B&M will pay a total dividend of 4.8 pence, which is up on the 3.4p it paid the year before, as well as a special dividend of 10p.

Sophos also was in the green, up 3.2%, after saying it had seen a strong performance in its first year as a publicly listed company, as it reported a widened loss for the year.

For the financial year to end-March, the security software firm reported a pretax loss of USD68.4 million, widened from a pretax loss of USD54.3 million the previous year, as a rise in revenue to USD478.2 million from USD446.7 million was offset by higher operating costs and exceptional expenses related to the company's initial public offering last July.

Additionally, Sophos recorded one-off litigation costs of USD19.8 million related to settling an intellectual property lawsuit with Fortinet. It proposed a final dividend of 1.1 cents, taking its total dividend for the year to 1.8 cents.

Ibstock was the biggest decliner in the FTSE 250, down 8.6%. The clay bricks manufacturer said it has seen good trading momentum in the first four months of 2016, but said its UK clay business made a slower start to the year than expected.

Ibstock said UK brick sales to the new residential sector grew, but the UK clay business was hit by destocking in the builders' merchant supply chain, itself driven by softness in the repair, maintenance and improvement market. This has improved, Ibstock said, but a shift in its sales mix in the first four months will mean overall average pricing will take a hit. Ibstock added its US clay business and its UK concrete arm both continued to perform well.

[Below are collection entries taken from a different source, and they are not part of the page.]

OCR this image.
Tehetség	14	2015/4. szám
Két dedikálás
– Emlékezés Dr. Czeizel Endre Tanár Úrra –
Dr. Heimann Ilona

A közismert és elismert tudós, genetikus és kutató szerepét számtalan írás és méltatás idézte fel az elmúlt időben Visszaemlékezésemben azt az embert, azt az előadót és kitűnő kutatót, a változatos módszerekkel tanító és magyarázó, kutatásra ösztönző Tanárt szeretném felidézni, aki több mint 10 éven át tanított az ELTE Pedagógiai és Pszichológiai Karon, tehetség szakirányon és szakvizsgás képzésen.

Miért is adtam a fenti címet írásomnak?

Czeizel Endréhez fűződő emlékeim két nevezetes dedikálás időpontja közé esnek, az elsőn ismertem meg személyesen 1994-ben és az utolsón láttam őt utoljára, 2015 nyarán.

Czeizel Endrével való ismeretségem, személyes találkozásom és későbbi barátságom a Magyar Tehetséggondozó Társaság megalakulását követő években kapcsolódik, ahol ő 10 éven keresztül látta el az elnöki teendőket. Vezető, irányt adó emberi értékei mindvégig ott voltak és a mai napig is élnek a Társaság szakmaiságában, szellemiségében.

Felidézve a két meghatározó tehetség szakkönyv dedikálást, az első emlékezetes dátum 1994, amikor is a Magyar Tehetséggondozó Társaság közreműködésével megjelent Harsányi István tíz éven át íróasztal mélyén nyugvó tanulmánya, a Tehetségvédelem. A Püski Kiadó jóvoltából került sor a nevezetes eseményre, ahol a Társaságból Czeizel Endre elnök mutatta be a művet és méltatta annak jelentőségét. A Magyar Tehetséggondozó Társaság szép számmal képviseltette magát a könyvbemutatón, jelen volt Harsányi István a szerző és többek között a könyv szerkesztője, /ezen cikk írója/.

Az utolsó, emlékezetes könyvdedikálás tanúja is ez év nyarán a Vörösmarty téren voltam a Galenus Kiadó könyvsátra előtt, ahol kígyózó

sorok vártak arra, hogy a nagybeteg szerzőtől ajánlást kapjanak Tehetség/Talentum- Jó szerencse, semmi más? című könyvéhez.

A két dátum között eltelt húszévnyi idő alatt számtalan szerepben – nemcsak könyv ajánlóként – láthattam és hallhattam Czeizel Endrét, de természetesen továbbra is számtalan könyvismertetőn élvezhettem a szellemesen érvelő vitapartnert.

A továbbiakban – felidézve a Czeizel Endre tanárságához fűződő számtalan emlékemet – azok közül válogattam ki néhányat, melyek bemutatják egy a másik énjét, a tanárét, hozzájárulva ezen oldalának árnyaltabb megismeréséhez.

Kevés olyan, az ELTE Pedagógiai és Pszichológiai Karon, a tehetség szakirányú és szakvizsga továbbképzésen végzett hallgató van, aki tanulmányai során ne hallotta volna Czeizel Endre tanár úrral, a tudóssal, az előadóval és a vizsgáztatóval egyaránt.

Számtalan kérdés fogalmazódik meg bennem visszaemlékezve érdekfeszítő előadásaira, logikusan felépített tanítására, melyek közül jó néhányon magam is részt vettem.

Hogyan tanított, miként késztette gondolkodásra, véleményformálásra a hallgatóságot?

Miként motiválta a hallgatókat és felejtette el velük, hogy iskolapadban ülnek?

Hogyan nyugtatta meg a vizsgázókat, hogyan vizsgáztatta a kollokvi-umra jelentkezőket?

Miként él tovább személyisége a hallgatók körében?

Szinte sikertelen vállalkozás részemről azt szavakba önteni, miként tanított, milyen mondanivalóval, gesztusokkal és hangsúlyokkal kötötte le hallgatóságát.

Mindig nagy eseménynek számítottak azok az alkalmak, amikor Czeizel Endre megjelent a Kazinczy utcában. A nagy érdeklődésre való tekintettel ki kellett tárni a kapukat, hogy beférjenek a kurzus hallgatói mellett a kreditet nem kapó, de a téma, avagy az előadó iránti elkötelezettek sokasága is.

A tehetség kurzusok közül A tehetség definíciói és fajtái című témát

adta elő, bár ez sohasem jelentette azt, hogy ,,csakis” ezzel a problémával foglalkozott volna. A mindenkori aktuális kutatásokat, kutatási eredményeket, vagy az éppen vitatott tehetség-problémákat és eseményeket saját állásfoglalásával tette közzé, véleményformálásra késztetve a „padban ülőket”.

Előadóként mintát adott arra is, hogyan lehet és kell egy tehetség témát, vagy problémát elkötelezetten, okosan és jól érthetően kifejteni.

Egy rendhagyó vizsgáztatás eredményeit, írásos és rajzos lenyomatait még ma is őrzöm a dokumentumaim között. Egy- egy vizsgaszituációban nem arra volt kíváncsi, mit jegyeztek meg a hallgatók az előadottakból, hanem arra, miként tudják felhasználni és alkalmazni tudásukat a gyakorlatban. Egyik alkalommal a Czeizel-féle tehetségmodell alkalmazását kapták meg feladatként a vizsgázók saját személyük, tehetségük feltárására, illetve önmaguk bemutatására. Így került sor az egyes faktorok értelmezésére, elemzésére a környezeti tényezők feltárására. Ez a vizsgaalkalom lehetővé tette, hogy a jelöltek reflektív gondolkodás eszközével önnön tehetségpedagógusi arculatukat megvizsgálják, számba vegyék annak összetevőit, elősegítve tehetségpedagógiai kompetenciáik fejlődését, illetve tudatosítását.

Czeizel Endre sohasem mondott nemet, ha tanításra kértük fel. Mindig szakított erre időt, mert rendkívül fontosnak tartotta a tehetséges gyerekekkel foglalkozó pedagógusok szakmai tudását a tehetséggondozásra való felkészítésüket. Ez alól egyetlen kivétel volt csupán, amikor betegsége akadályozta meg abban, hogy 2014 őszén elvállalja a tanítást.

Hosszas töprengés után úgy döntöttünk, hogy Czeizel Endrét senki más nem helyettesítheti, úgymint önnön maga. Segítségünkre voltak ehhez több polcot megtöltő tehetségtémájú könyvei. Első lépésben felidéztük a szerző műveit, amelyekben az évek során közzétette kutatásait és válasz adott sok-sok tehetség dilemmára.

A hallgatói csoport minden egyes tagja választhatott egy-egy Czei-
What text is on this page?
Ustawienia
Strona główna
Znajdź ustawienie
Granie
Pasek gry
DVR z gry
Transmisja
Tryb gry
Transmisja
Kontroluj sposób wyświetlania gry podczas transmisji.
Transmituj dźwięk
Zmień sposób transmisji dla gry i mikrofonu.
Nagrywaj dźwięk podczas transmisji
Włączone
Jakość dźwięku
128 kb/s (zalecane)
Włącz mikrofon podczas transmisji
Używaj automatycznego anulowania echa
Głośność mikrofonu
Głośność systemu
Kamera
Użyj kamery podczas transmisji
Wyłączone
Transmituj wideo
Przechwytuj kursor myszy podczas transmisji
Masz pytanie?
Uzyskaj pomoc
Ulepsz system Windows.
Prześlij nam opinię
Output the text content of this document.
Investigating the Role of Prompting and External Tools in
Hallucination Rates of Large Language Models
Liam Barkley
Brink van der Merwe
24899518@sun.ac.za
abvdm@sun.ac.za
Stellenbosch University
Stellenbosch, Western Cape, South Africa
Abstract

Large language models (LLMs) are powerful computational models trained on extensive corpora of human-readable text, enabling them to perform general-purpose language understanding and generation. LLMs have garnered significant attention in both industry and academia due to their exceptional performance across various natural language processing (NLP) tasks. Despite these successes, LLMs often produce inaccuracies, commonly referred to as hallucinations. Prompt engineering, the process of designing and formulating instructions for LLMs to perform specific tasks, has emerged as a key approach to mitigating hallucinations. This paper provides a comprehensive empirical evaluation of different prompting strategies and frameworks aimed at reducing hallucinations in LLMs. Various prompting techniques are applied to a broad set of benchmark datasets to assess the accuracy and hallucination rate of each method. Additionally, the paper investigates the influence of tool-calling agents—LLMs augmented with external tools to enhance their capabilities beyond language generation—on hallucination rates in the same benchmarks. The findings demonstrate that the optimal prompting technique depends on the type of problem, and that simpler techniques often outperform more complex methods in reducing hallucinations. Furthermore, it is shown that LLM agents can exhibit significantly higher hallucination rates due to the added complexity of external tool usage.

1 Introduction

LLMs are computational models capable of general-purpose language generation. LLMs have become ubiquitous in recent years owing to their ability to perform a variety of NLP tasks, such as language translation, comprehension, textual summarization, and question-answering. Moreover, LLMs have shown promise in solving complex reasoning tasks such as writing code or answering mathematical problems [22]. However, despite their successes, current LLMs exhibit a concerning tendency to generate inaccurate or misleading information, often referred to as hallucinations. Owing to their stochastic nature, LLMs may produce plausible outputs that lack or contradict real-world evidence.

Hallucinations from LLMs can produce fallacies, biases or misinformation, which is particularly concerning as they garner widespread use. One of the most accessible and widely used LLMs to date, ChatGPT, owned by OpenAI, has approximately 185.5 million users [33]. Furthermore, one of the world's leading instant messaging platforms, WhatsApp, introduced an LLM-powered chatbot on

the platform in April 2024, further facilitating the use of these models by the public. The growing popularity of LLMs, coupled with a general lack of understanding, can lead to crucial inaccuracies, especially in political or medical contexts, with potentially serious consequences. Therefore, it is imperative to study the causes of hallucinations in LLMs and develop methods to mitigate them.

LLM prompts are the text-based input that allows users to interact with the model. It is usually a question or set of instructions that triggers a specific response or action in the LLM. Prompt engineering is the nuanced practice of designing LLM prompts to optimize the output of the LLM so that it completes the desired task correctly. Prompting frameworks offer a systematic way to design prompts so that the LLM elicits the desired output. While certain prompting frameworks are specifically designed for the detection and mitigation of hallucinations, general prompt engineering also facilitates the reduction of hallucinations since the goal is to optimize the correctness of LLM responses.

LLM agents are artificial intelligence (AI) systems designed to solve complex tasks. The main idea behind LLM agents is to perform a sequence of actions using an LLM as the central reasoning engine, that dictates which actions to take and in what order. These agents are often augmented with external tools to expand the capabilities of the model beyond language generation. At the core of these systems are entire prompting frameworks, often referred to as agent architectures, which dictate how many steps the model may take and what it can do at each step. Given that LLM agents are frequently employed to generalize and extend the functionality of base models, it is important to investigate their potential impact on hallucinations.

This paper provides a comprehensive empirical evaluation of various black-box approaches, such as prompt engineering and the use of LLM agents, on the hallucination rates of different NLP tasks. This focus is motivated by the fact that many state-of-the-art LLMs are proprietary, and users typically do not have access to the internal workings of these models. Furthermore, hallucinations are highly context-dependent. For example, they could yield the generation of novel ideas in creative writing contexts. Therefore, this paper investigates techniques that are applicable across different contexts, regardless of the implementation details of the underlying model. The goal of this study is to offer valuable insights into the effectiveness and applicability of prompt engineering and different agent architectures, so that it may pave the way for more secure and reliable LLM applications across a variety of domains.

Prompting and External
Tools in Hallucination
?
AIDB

UK preliminary first-quarter GDP data are due at 0930 BST, with consensus estimates expecting the economy to grow by 0.4% quarter-on-quarter, unchanged from the fourth quarter's pace, according to FXStreet.com. On a yearly basis, GDP is expected to match the previous reading of 2.1%.

Also in the economic calendar Thursday, UK British Bankers Association mortgage approvals data are due at 0930 BST.

"BBA figures on house purchase loans will also be watched to gauge the impact of UK Chancellor [George Osborne]'s stamp duty levy on second homes which began in April. Markets are looking for a fall to 44.700 from 45.100 in March," said Lloyds Bank analyst Hann-Ju Ho.

In the US economic calendar, initial and continuing jobless claims are at 1330 BST, as well as durable goods. US pending home sales are due at 1500 BST, while EIA natural gas storage data are at 1530 BST.

Wall Street ended higher Wednesday, with the Dow 30 up 0.8% and the S&P 500 and Nasdaq Composite both up 0.7%.

In Asia on Thursday, the Japanese Nikkei 225 index in Tokyo ended up 0.1%. In China, the Shanghai Composite finished up 0.3%, while the Hang Seng index in Hong Kong is flat.